West Texas Intermediate traded near $110 a barrel after earlier losing as much as 1.7%. The leaders of the most-industrialized countries made the vow in response to President Vladimir Putin’s war in Ukraine after holding a video call with Ukraine President Volodymyr Zelenskiy on Sunday. A similar plan by the European Union, or EU, has yet to be agreed as some members object.
Saudi Arabia cut prices for buyers in Asia as coronavirus lockdowns in China weigh on consumption in the top importer. State-controlled Saudi Aramco lowered prices for the first time in four months, dropping its key Arab Light grade for next month’s flows to $4.40 a barrel above the benchmark it uses.
Crude has had a tempestuous year as Russia’s invasion of its smaller neighbor upended global commodity markets, lifting prices. The U.S. and the U.K. have already moved to ban imports of Russian fuel in response to the assault, but the weekend pledge by the G-7 will increase the pressure on Moscow further. Raw material prices have also been buffeted as leading central banks including the U.S. Federal Reserve tighten policy to quell a powerful surge in inflation.
“Expect some pullback in prices as the EU struggles to get unanimity on a Russian oil ban,” said Vandana Hari, founder of oil analysis firm Vanda Insights. The downside may be limited, however, as the bloc continues with its efforts to reach consensus, keeping the market on tenterhooks, she added.
The G-7 leaders made their commitment to phasing out Russian oil on the eve of Russia’s May 9 Victory Day, which commemorates the nation’s role in the triumph over Nazi Germany in World War II. The date has become a touchstone of the Kremlin’s campaign to whip up public support for the invasion.

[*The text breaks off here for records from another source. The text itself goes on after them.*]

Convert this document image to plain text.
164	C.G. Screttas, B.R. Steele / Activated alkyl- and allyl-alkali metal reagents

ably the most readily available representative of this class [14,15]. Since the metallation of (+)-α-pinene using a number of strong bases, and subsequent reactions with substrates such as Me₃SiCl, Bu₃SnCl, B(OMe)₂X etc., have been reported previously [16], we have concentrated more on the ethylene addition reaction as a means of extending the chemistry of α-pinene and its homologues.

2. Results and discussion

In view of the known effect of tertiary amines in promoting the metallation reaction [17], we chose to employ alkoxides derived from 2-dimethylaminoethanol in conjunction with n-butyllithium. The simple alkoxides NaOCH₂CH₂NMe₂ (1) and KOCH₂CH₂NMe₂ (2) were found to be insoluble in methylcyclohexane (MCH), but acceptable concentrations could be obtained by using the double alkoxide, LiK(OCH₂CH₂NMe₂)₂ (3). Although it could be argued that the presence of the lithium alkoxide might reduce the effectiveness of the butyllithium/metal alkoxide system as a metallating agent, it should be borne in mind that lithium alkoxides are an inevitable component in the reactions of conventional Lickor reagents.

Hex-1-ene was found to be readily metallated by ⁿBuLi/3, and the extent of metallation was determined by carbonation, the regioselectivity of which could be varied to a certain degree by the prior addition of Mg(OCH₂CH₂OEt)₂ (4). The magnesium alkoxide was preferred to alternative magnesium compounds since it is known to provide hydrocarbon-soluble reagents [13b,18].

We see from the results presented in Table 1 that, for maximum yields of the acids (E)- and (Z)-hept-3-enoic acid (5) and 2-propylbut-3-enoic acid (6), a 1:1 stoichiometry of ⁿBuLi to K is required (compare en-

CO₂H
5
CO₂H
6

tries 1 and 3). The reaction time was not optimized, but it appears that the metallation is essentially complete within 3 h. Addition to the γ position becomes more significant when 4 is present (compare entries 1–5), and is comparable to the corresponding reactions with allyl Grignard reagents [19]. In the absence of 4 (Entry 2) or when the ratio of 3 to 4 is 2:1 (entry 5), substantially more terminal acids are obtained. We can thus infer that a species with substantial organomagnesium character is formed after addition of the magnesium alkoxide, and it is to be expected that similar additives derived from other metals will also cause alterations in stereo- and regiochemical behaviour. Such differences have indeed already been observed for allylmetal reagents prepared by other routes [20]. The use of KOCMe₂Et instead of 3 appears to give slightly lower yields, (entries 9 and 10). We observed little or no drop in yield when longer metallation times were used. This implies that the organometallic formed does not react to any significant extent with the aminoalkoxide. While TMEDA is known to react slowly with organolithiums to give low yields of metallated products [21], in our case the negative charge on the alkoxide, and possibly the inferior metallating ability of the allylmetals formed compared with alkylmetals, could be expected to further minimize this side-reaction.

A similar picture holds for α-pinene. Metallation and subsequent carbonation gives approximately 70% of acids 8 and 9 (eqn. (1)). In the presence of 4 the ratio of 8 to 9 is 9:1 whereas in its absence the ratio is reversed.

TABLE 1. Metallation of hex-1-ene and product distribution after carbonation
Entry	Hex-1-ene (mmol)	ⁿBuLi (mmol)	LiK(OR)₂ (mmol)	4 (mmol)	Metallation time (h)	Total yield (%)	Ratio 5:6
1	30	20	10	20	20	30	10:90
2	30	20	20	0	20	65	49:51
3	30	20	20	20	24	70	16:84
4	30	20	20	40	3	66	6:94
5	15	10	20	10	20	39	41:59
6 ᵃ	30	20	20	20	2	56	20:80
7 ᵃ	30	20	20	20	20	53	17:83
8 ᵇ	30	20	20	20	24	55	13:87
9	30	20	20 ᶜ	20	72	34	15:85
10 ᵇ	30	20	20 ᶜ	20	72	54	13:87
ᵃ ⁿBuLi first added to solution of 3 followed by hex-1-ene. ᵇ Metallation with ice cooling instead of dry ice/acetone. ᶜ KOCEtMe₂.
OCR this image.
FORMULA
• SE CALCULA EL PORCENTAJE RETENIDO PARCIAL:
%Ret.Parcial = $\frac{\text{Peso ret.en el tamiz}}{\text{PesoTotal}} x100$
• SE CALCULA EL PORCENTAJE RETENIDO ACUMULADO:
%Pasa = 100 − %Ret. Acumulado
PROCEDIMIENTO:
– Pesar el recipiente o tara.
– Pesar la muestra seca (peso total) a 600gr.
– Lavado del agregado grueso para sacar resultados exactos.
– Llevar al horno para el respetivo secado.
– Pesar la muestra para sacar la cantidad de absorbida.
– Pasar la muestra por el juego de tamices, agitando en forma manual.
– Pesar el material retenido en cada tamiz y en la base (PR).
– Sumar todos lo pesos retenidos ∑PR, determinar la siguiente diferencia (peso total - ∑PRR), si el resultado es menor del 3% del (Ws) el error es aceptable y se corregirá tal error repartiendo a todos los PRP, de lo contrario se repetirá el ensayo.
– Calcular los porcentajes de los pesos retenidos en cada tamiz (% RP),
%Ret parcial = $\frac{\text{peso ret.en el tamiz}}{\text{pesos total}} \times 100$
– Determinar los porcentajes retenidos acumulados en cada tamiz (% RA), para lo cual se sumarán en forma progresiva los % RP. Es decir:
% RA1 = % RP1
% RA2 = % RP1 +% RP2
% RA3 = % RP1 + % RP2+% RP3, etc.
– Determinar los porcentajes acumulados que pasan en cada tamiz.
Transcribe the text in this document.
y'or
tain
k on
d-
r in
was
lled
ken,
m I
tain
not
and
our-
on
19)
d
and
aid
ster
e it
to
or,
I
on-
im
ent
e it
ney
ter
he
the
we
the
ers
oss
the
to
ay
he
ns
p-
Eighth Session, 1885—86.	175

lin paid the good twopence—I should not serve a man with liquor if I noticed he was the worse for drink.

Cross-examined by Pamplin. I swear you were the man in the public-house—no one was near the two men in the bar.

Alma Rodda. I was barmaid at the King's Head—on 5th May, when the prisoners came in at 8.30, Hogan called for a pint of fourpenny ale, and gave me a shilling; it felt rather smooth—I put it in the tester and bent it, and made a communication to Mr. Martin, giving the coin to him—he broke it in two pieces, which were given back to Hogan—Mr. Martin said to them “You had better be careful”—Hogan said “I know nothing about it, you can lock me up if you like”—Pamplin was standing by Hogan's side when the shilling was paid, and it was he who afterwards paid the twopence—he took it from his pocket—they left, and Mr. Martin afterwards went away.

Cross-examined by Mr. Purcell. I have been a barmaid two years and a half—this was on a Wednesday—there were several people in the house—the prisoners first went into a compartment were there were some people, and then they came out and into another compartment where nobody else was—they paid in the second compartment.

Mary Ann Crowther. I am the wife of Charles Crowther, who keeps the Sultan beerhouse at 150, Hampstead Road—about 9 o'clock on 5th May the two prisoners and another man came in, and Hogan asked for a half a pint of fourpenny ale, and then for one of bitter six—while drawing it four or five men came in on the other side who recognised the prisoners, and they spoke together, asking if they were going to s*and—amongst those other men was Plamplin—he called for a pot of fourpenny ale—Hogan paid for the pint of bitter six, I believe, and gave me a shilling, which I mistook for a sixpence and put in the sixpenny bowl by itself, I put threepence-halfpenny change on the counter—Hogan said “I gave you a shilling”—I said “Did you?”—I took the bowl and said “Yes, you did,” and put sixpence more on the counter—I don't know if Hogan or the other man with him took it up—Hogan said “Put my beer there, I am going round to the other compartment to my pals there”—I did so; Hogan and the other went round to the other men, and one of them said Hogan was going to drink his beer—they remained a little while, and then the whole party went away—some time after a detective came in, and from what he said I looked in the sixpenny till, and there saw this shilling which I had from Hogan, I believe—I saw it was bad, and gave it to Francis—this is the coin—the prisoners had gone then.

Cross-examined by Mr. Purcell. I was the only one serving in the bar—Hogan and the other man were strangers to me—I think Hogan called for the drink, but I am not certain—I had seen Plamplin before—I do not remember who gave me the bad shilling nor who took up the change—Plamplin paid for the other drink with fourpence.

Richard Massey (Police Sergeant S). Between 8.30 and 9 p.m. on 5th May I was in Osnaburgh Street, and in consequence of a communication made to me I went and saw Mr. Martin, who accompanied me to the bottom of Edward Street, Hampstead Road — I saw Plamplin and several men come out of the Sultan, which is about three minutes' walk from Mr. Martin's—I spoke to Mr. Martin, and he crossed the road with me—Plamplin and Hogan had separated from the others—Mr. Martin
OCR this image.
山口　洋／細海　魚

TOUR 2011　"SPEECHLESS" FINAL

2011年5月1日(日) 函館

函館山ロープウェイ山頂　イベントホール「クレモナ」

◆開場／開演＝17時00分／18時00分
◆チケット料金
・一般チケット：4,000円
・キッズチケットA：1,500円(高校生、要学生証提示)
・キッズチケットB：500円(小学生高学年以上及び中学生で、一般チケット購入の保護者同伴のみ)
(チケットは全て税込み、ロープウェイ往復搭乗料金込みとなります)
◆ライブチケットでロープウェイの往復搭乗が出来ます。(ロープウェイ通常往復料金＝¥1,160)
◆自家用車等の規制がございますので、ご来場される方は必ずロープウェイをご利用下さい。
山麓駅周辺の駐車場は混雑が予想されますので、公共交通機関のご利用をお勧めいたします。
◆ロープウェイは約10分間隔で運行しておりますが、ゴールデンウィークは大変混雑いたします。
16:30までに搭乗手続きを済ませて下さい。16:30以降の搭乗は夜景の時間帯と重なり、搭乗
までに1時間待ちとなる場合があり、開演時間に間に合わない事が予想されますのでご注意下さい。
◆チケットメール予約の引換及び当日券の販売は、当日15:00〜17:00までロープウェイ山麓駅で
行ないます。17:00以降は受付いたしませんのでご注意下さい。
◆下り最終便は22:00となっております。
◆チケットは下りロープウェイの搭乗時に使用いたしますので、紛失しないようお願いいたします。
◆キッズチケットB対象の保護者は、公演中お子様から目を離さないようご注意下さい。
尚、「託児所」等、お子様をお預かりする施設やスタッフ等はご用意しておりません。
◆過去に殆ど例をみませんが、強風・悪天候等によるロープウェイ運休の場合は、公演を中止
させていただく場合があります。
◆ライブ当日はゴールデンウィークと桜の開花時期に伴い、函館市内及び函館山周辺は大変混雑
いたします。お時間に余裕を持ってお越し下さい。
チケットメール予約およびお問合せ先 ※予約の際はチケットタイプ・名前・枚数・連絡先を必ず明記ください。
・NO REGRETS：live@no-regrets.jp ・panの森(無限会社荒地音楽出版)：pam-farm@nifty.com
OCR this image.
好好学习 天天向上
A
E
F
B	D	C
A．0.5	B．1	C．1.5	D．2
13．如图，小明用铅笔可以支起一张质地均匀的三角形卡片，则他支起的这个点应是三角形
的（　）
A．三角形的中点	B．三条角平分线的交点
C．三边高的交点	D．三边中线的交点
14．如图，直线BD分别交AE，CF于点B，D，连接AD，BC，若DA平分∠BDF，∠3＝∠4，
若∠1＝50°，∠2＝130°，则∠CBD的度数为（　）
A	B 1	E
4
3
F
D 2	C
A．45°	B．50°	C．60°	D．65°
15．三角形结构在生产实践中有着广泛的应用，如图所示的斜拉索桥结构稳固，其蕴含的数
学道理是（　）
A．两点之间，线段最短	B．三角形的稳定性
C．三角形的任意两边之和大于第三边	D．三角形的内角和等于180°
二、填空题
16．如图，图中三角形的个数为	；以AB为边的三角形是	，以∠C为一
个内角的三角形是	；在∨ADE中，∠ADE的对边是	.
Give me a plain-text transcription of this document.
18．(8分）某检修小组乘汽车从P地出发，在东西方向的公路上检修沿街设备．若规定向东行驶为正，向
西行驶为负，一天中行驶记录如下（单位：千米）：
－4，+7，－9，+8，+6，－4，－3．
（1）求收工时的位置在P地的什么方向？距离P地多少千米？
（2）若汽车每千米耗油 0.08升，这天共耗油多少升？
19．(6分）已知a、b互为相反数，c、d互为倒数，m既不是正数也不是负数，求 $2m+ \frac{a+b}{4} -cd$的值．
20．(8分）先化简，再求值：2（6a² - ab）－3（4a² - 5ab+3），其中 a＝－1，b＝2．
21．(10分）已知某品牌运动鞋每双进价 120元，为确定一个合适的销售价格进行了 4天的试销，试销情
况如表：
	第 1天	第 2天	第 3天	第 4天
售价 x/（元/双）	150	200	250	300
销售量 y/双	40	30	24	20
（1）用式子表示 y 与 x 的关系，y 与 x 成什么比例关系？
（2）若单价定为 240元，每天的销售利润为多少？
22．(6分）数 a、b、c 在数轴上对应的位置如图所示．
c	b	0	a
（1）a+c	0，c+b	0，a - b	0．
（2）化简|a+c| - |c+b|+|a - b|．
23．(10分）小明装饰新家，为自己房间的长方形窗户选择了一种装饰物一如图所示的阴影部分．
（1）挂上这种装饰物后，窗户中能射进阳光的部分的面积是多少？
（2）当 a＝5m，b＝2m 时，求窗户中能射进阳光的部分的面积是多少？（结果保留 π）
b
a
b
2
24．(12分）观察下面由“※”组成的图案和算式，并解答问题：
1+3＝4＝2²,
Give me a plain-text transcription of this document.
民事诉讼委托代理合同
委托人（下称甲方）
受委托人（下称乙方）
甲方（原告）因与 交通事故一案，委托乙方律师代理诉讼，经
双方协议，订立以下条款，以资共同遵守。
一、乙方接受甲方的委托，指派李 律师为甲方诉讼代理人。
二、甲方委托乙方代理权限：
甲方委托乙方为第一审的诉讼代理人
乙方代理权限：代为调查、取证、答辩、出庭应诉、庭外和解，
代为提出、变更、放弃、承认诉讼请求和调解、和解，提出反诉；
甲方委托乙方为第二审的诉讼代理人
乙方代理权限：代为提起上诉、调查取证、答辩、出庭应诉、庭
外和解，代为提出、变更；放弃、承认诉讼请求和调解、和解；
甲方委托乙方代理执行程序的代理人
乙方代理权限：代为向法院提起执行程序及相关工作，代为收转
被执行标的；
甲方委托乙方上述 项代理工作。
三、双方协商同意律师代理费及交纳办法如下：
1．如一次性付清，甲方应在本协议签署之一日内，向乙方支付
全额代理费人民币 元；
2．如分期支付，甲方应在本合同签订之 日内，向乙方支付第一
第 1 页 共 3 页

“It’s an extremely difficult decision for a country that imports most of its energy,” Japanese Prime Minister Fumio Kishida said. “But this is a time when G-7 unity is more important than anything.”
The plan by the EU to follow suit with its own ban on Russian crude remains under discussion amid objections from Hungary. A meeting of the bloc’s 27 ambassadors ended on Sunday without an agreement, with talks expected to resume in the coming days. A ban on shipping Russian oil to third countries may also be delayed until G-7 countries commit to similar measures.
China’s repeated attempts to halt Covid-19 outbreaks with the lockdown of urban centers including the key hub of Shanghai have curbed energy consumption. Highlighting the economic damage, Premier Li Keqiang warned at the weekend of a “complicated and grave” employment situation.
Still, oil markets remain in backwardation, a bullish pattern marked by near-term prices commanding a premium to those further out. The spread between Brent’s two nearest December contracts climbed to $13.91 a barrel, close to the level seen in the initial weeks after Russia began its invasion.